This month there has a been a noticeable increase in buzz from IT pundits discussing whether Solaris now has the feature set critical mass required to win over exising Linux users and shops.
On one hand, I think it’s tres cool that Solaris is and has been getting lots of positive press after a long time (many years) of being shunned as “grandpa’s UNIX” or even outright ignored. On the other, I have to wonder if these pundits are getting a little too “rah rah ree” vis a vis this new rising star of the OS popularity contests. As nice as it is, this kind of speculation has been going on for some time now and I have never seen any hard numbers to indicate whether such a shift is afoot or if it has even happened (yet).
This isn’t to say that Solaris’s newfound popularity (some would say it’s a revival) is without technical merit. The press and technologist community have been crowing about big new features such as ZFS, Zones, and DTrace for some time now. I’m worried, though, that the non-Solaris user who is being courted will get burned over on these specific and oft-repeated messages and come to think that those “Big 3” features are the only things that separate the Solaris of today from the derided Solaris of even 4 years ago.

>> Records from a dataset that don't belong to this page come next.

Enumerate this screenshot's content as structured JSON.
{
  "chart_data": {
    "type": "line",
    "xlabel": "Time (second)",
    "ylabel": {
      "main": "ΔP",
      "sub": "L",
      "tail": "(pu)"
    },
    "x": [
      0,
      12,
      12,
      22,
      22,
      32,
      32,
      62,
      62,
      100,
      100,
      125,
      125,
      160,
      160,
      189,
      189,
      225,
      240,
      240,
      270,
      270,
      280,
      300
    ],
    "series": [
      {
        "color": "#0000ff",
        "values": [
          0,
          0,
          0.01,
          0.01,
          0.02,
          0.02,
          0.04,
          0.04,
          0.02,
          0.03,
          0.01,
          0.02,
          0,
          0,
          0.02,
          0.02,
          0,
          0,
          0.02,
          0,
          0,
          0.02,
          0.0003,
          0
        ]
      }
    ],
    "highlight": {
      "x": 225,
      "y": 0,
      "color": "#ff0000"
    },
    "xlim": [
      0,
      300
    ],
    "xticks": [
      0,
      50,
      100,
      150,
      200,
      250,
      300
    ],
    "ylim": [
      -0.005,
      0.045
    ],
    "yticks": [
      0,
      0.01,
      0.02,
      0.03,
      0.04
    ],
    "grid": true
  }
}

While I and my fellow Solaris admins know that there are a whole host of other enhancements and features in today’s Solaris, I don’t think that these are being adequately enumerated and explained in generic terms to the non-Solaris admins out there. Not everyone is looking for a new file system. Not everyone is looking for a tracer of the type DTrace is… but I bet there are a lot of Linux admins out there who are trying to do something that Linux doesn’t or doesn’t do well, and Solaris does. The “killer” feature that could win someone over could be as mundane as resource management or Solaris’s excellent mass storage management. Jörg Moellenkamp has similar thoughts on this subject as well.
Who knows? All I know is that we can’t continue to harp on the same stuff, or people will get the wrong impression that Solars is just those things. It’s far more than that, and we have to clearly promote those less sexy but still awesome aspects.
So true.
Many important features got swept under the carpet as marketing starts looking for new focus.
Personally, the most important feature in Solaris is backward compatibility. I never had a problem moving an application from Solaris >=7 to Solaris 10 (& into a zone in most cases) — that’s a decade span of technology. I dare not pull the same stunt on across 2 consecutive Linux versions without first checking what else breaks.